Wetenschap
De mitochondria en kern zijn twee organellen in een cel die veel overeenkomsten hebben. Beide zijn gemaakt van twee membranen. Deze membranen scheiden de binnenkant van het organel van buitenaf, maar hebben eiwitkanalen die ervoor zorgen dat dingen in en uit kunnen gaan. Beide bevatten DNA-materiaal dat genen draagt die coderen voor eiwitten. Beide hebben genen die ribosomen maken, de machines die de instructies in RNA lezen om eiwitten te maken.
Twee membranen
De mitochondria en kern zijn buidels waarvan de wanden zijn gemaakt van twee membranen.

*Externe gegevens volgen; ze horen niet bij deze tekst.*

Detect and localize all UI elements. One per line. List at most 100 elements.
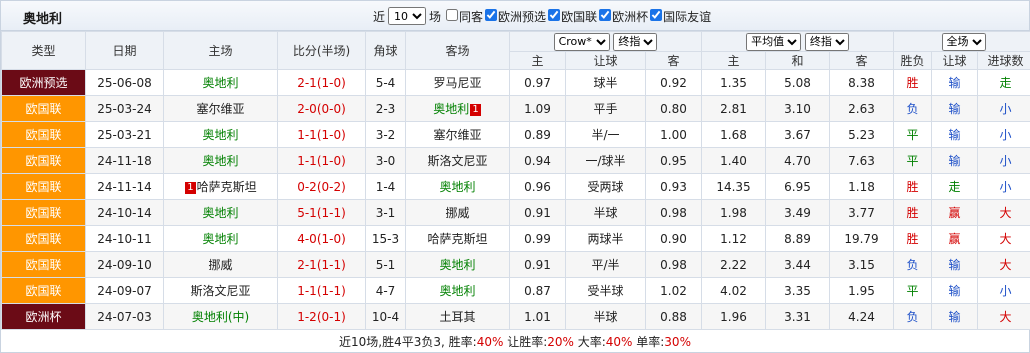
away-team-cell[interactable]: 奥地利 <box>405 277 510 304</box>
col-h-handicap: 让球 <box>565 51 646 70</box>
away-team-link[interactable]: 奥地利 <box>439 284 475 298</box>
home-team-cell[interactable]: 塞尔维亚 <box>163 95 278 122</box>
away-team-cell[interactable]: 塞尔维亚 <box>405 121 510 148</box>
home-team-cell[interactable]: 斯洛文尼亚 <box>163 277 278 304</box>
away-team-link[interactable]: 奥地利 <box>439 180 475 194</box>
euro-final-select[interactable]: 终指 <box>804 32 849 51</box>
full-time-score[interactable]: 2-1 <box>297 258 317 272</box>
away-team-cell[interactable]: 哈萨克斯坦 <box>405 225 510 252</box>
away-team-link[interactable]: 塞尔维亚 <box>433 128 481 142</box>
home-team-link[interactable]: 斯洛文尼亚 <box>190 284 250 298</box>
full-time-score[interactable]: 2-1 <box>297 76 317 90</box>
home-team-link[interactable]: 奥地利 <box>202 206 238 220</box>
handicap-odds-select[interactable]: 终指 <box>613 32 658 51</box>
full-time-score[interactable]: 1-1 <box>297 154 317 168</box>
match-type: 欧洲预选 <box>19 76 68 90</box>
score-cell[interactable]: 4-0(1-0) <box>277 225 366 252</box>
filter-checkbox-input[interactable] <box>599 8 612 21</box>
away-team-link[interactable]: 挪威 <box>445 206 469 220</box>
away-team-cell[interactable]: 挪威 <box>405 199 510 226</box>
handicap-line-cell: 平/半 <box>565 251 646 278</box>
euro-away-odds-cell: 8.38 <box>829 69 895 96</box>
score-cell[interactable]: 0-2(0-2) <box>277 173 366 200</box>
home-team-cell[interactable]: 奥地利 <box>163 225 278 252</box>
score-cell[interactable]: 1-1(1-0) <box>277 121 366 148</box>
home-team-link[interactable]: 塞尔维亚 <box>196 102 244 116</box>
home-team-cell[interactable]: 奥地利 <box>163 69 278 96</box>
full-time-score[interactable]: 4-0 <box>297 232 317 246</box>
full-time-score[interactable]: 0-2 <box>297 180 317 194</box>
away-team-link[interactable]: 罗马尼亚 <box>433 76 481 90</box>
score-cell[interactable]: 1-1(1-0) <box>277 147 366 174</box>
euro-away-odds-cell: 7.63 <box>829 147 895 174</box>
red-card-badge: 1 <box>470 104 481 116</box>
company-select[interactable]: Crow* <box>553 32 610 51</box>
filter-checkbox-2[interactable]: 欧国联 <box>546 8 597 24</box>
filter-checkbox-input[interactable] <box>446 8 459 21</box>
away-team-link[interactable]: 斯洛文尼亚 <box>427 154 487 168</box>
filter-checkbox-input[interactable] <box>650 8 663 21</box>
match-type-cell: 欧洲杯 <box>1 303 86 330</box>
score-cell[interactable]: 5-1(1-1) <box>277 199 366 226</box>
full-time-score[interactable]: 2-0 <box>297 102 317 116</box>
home-team-cell[interactable]: 奥地利 <box>163 199 278 226</box>
score-cell[interactable]: 1-1(1-1) <box>277 277 366 304</box>
home-team-link[interactable]: 奥地利 <box>202 76 238 90</box>
filter-checkbox-0[interactable]: 同客 <box>444 8 483 24</box>
filter-checkbox-3[interactable]: 欧洲杯 <box>597 8 648 24</box>
home-team-cell[interactable]: 奥地利(中) <box>163 303 278 330</box>
home-team-link[interactable]: 挪威 <box>208 258 232 272</box>
score-cell[interactable]: 2-1(1-0) <box>277 69 366 96</box>
score-cell[interactable]: 2-1(1-1) <box>277 251 366 278</box>
euro-away-odds: 8.38 <box>848 75 875 90</box>
home-team-cell[interactable]: 挪威 <box>163 251 278 278</box>
team-history-panel: 奥地利 近 10 场 同客 欧洲预选 欧国联 欧洲杯 国际友谊 类型 日期 主场 比分(… <box>0 0 1030 353</box>
home-team-cell[interactable]: 奥地利 <box>163 121 278 148</box>
filter-checkbox-4[interactable]: 国际友谊 <box>648 8 711 24</box>
table-row: 欧国联 25-03-24 塞尔维亚 2-0(0-0) 2-3 奥地利 1 1.09 平手 0.80… <box>1 95 1030 122</box>
corner-cell: 3-1 <box>365 199 406 226</box>
away-team-cell[interactable]: 罗马尼亚 <box>405 69 510 96</box>
away-team-cell[interactable]: 奥地利 <box>405 173 510 200</box>
match-date-cell: 24-07-03 <box>85 303 164 330</box>
filter-checkbox-input[interactable] <box>548 8 561 21</box>
handicap-home-odds-cell: 0.99 <box>509 225 566 252</box>
home-team-link[interactable]: 奥地利(中) <box>192 310 249 324</box>
handicap-away-odds: 0.98 <box>660 205 687 220</box>
euro-draw-odds: 3.49 <box>784 205 811 220</box>
away-team-link[interactable]: 奥地利 <box>439 258 475 272</box>
over-under-result: 走 <box>999 76 1012 90</box>
home-team-link[interactable]: 奥地利 <box>202 232 238 246</box>
corner-cell: 3-0 <box>365 147 406 174</box>
full-time-score[interactable]: 1-2 <box>297 310 317 324</box>
scope-select[interactable]: 全场 <box>941 32 986 51</box>
away-team-link[interactable]: 哈萨克斯坦 <box>427 232 487 246</box>
match-result: 负 <box>906 258 919 272</box>
filter-checkbox-1[interactable]: 欧洲预选 <box>483 8 546 24</box>
handicap-result-cell: 走 <box>931 173 979 200</box>
home-team-link[interactable]: 奥地利 <box>202 128 238 142</box>
away-team-cell[interactable]: 土耳其 <box>405 303 510 330</box>
filter-checkbox-input[interactable] <box>485 8 498 21</box>
away-team-link[interactable]: 奥地利 <box>433 102 469 116</box>
home-team-cell[interactable]: 1 哈萨克斯坦 <box>163 173 278 200</box>
away-team-link[interactable]: 土耳其 <box>439 310 475 324</box>
handicap-away-odds-cell: 0.88 <box>644 303 703 330</box>
full-time-score[interactable]: 5-1 <box>297 206 317 220</box>
score-cell[interactable]: 1-2(0-1) <box>277 303 366 330</box>
away-team-cell[interactable]: 奥地利 1 <box>405 95 510 122</box>
full-time-score[interactable]: 1-1 <box>297 128 317 142</box>
match-type: 欧国联 <box>25 258 62 272</box>
home-team-cell[interactable]: 奥地利 <box>163 147 278 174</box>
home-team-link[interactable]: 哈萨克斯坦 <box>197 180 257 194</box>
handicap-home-odds: 0.91 <box>524 205 551 220</box>
home-team-link[interactable]: 奥地利 <box>202 154 238 168</box>
average-select[interactable]: 平均值 <box>746 32 802 51</box>
away-team-cell[interactable]: 奥地利 <box>405 251 510 278</box>
over-under-result: 大 <box>999 310 1012 324</box>
away-team-cell[interactable]: 斯洛文尼亚 <box>405 147 510 174</box>
match-count-select[interactable]: 10 <box>388 7 427 25</box>
score-cell[interactable]: 2-0(0-0) <box>277 95 366 122</box>
full-time-score[interactable]: 1-1 <box>297 284 317 298</box>
match-type-cell: 欧国联 <box>1 225 86 252</box>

Een mitochondrion heeft een buitenmembraan en een binnenmembraan. Een kern heeft ook een buitenmembraan en een binnenmembraan. De twee membranen van een mitochondrion dienen verschillende doeleinden. Het binnenmembraan is waar energiemoleculen worden gemaakt. Voor de kern is het buitenmembraan verbonden met het endoplasmatisch reticulum, een ander membraanachtig organel. Het buitenmembraan van de kern heeft ook ribosomen, vergelijkbaar met het ruwe endoplasmatisch reticulum. De binnenkant van het binnenste kernmembraan wordt op zijn plaats gehouden door een netwerk van eiwitten dat lijkt op het houten frame van een huis.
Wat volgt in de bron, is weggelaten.